We are thus positioned to forge change, globally, nationally, and here in New York.

We must continue to move forward to help those facing the atrocities of war and oppression, to address quickly evolving technology, and to reinforce our position as a voice and ally to the international legal and business communities.

Our stake in safeguarding access to justice for everyone can never diminish. We live in a moment that is rife with issues that can appear to be overwhelming. Conversely, these issues present us with the opportunity to have an indelible impact on our profession and the rule of law itself.

NYSBA has remained strong despite the challenges that this year has presented. We anxiously await the completion of the selection of our new Chief Judge and the restoration of our Court of Appeals to a full bench. While these have been challenging times, we must remember that adversity makes us stronger. We must continue to unite as a profession and remember the oath we took when we became lawyers and judges. Remember that the mission of our Association ends with the goal to Do the Public Good.

Our Association is at its best when it uses its collective voice to lead, influence, and inspire. We learn from each other by expos­ing ourselves to new approaches toward resolutions. We possess a robust voice that is heard because of our influence, prestige, geographic position, and worldwide memberships and partnerships.

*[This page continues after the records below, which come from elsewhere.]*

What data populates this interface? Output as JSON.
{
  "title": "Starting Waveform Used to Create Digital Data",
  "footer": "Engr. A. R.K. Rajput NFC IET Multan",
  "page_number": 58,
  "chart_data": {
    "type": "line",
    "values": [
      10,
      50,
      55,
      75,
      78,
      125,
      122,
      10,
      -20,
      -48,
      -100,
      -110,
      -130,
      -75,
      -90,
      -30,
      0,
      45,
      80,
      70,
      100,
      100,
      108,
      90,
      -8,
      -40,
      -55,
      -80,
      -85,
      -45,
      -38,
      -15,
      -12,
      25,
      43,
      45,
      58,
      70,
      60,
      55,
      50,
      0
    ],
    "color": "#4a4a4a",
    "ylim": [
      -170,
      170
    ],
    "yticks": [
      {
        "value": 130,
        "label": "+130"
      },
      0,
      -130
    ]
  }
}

Throughout my presidency, NYSBA has confronted numerous issues that have demanded the attention of the bench and bar of the Empire State. As leaders and as members of the greatest bar association in the nation, we should be proud of our work and what we have accomplished. However, there is always more that can be done. We must and we will continue to forge a path forward and express our voice to impact change on issues affecting the profession, the association, and the rule of law.